Unfortunately, the package ripped during shipping, so it came in a USPS "We Care" bag, which essentially means they care, but not enough to replace whatever may have been lost by the tearing of the envelope.

Tuesday, March 11, 2008

LK. Murphy of Brooklyn, NY


L.K. sent in her "Art Book" which was a small notebook with several pages colored with different paints. She said that Art is her Life, and what keeps her going, and asked that I fill in the book and return by June. I don't quite have the time to fill it in completely, as I'm absorbed in work, and my vacation tommorow, but I've sent it back with some of my own art.

I will add this L.K.- It's kind of hard to fill in the book when it's already so full of lines going left and write, though I've heard this is called "graphing."

You'll be happy to know that I've sent it back, and you should be receiving it soon!

Jeniffer C. Scitern of Takoma, Washington



Jeniffer sent in a "Spirit Art Postcard" with an anonymous quote as part of the Free for All Mail Call. Thanks for your submission Jeniffer!

J.E. of Rancho Cucamonga, California "re-training?"

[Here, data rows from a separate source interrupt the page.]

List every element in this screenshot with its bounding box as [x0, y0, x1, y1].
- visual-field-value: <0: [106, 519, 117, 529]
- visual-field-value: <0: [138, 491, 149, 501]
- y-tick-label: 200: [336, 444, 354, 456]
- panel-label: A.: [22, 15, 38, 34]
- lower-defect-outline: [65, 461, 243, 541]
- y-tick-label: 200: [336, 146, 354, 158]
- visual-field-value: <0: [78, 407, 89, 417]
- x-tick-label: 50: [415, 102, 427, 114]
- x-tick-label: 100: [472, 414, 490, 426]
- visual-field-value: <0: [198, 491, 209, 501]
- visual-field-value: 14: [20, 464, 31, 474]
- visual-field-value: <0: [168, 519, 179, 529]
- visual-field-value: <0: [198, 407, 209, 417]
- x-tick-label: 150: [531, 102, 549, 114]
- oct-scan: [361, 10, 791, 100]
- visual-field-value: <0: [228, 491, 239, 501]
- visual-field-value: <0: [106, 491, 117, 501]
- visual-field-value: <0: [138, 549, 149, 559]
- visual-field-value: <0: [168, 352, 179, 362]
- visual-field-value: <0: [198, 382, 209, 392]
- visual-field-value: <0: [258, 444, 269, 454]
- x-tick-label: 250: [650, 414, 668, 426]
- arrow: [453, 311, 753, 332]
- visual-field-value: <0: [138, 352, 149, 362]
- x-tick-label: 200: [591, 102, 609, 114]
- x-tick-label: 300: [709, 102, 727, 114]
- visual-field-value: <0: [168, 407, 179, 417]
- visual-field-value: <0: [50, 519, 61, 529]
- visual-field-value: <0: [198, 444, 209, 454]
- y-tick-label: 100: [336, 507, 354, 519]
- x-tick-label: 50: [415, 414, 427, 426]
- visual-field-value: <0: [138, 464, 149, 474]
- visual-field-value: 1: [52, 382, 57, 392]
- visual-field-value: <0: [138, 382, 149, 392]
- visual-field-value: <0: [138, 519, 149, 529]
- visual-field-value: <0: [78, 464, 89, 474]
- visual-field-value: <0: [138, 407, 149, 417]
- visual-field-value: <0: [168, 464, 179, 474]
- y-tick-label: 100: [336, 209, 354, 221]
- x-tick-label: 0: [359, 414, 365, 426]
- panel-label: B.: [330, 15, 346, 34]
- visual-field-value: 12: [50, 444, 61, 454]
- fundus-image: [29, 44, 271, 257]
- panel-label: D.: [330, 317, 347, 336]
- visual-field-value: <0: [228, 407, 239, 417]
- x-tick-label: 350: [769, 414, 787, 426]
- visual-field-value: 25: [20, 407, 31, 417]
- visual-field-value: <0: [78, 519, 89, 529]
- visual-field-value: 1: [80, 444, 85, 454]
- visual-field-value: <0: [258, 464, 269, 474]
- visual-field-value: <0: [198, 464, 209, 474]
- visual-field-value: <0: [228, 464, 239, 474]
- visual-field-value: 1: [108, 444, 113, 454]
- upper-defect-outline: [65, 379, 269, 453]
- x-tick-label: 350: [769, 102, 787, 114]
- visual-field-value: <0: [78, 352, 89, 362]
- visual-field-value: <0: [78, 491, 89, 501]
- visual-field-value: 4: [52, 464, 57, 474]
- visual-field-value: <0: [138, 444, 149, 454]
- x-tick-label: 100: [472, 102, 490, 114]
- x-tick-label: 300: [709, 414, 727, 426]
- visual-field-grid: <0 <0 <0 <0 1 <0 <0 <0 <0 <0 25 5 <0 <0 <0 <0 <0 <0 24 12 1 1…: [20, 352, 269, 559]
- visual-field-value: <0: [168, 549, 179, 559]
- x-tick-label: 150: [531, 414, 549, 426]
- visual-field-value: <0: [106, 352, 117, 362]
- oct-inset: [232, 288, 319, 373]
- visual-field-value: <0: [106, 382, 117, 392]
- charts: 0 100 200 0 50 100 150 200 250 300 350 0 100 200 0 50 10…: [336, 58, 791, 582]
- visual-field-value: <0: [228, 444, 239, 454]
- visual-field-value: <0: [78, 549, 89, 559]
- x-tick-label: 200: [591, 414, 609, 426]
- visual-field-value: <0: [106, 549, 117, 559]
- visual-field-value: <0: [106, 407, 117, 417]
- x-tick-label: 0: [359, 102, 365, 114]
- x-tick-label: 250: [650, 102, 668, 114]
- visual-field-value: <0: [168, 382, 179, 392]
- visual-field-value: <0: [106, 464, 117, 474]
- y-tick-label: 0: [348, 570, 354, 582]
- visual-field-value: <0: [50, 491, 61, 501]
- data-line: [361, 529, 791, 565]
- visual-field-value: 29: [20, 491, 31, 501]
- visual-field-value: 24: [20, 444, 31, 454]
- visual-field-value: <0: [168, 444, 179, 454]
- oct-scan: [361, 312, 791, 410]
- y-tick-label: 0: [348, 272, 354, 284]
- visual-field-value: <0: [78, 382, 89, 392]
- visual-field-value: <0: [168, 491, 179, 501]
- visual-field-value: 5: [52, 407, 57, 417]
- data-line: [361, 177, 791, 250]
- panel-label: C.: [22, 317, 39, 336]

This is one of my favorite surprises so far. As part of my Craigslist posting around the US, titled "Free for All Mail Call" J.E sent in what appears to be a coffee stained envelope (hand-made) that contains both a picture, along with a short story on the back.


Kudos to you J.E. I'm very, very impressed!

Friday, March 7, 2008

Lex Loeb, Emperor Magnus Artist.........








As a continuation of the title, this guy's full title is as follows:
Lex loeb, Emperor Magnus Artist, "The Imperial Holy Rolling Emperor for the Nth Millennium" Emperor Artificialis.
For short I'm going to call him Loeb.

The back of the picture of Loeb reads his title, as well as
Bjorkoby 7 April, "Sparvagsmuseum" Odenplan
Tunelbanestation 10-18 April 1999
Stockholm Sweden 1999




At the bottom is something else:
Imperial Public Relations
UFO Museum, PO BOX 6056
Portland, Oregon 97228-6056 usa
(his phone number was here, but I didn't list it for privacy concerns)
This Card constitues proof of actual Imperial contact with Emperor.




There was also a bit about :
Mail Order Wishing Well
Drop a Coin or a Buck
c/o Joe Messiah
POB 6056 PDX, OR 97228-6056






This is the best chunk of weird goodness I've gotten so far.